It is even more important than previously believed that patients with diabetes accurately maintain their blood glucose levels at a normal, low level. Even small improvements can make a great difference in the long term. These are the conclusions of a thesis recently presented at the Sahlgrenska Academy, University of Gothenburg, Sweden.
The studies have been carried out by statistical analysis of patients’ records for patients at several diabetes clinics in western Sweden. A large American study is also included in the thesis. New statistical methods and extensive data collection have made it possible to analyse and study in detail the effects of treatments in a long-term perspective.
“Our results show that the risk of complications 10-15 years after the start of treatment probably decreases significantly following even small improvements in blood glucose control.
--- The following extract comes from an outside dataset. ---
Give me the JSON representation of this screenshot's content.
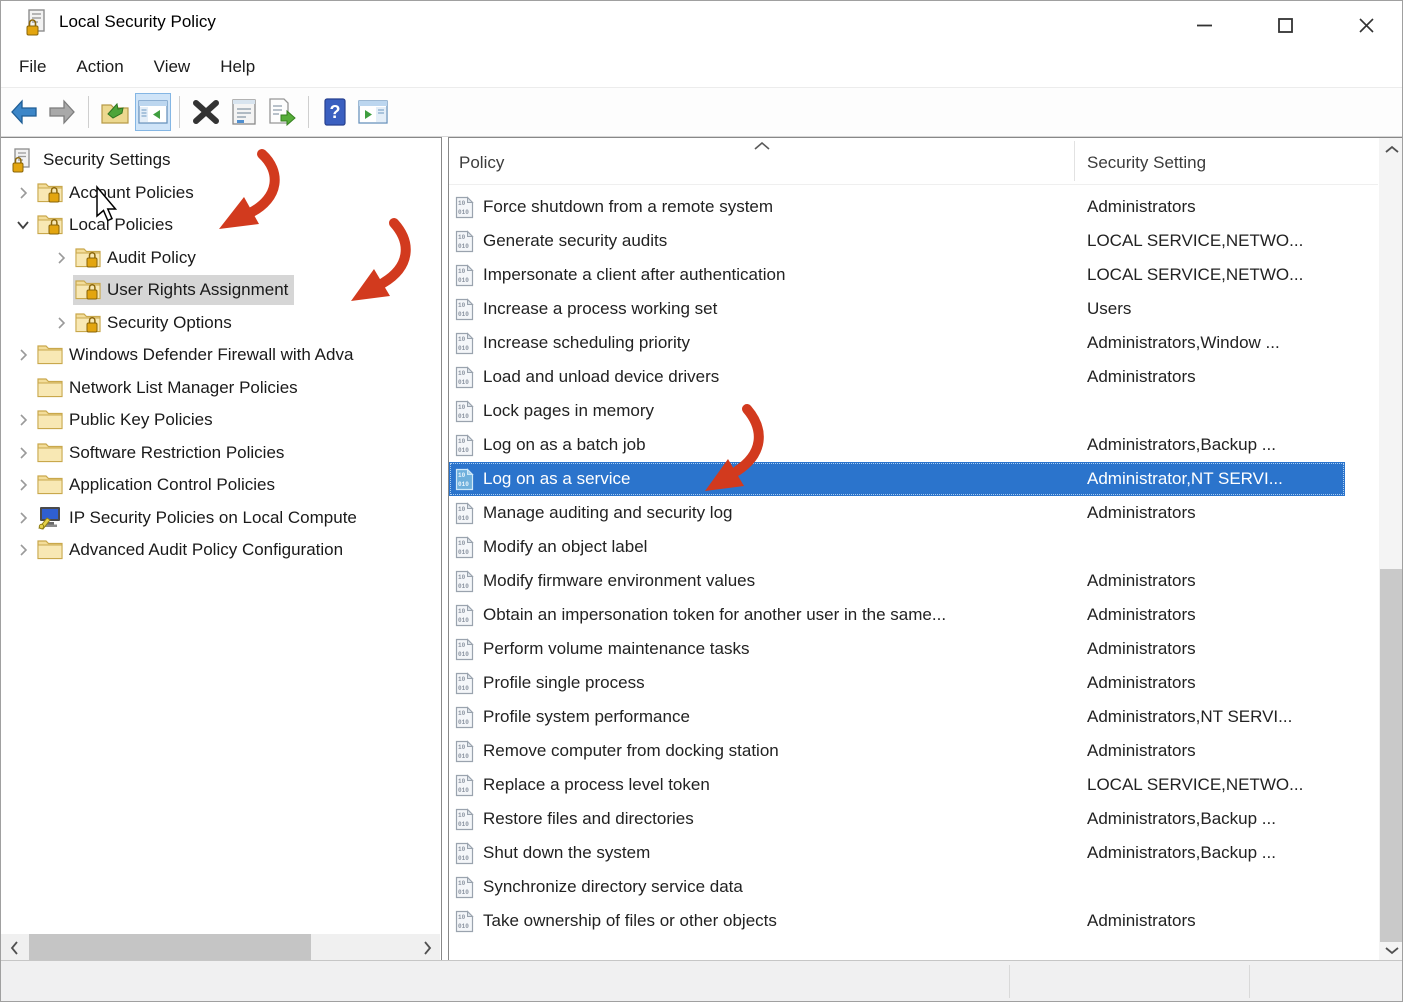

If the treatment of all Swedish diabetes patients could be even slightly improved, we believe that tens of thousands of cases of injuries to the eyes, kidneys, heart, nerves and brain could be prevented”, says physician Marcus Lind, author of the thesis.
The thesis also shows by analysis of many patients’ records from diabetes clinics in western Sweden from the period 1996-2004 that modern insulins give better control of blood glucose levels than older insulins. The records for patients who changed during the period of study from the older types of insulin (known as “regular” and “NPH” insulin) to the more modern types of insulin glargin (distributed under the trade name “Lantusฎ”) and lispro (distributed under the trade name “Humalogฎ”) were analysed particularly carefully.
“The analysis shows that the long-acting insulin glargin gives patients in normal diabetes care better blood glucose control than they would have achieved if they had continued with the NPH insulin. Similarly, the rapidly acting insulin lispro gives better blood glucose control than the traditional regular insulin”, says Marcus Lind.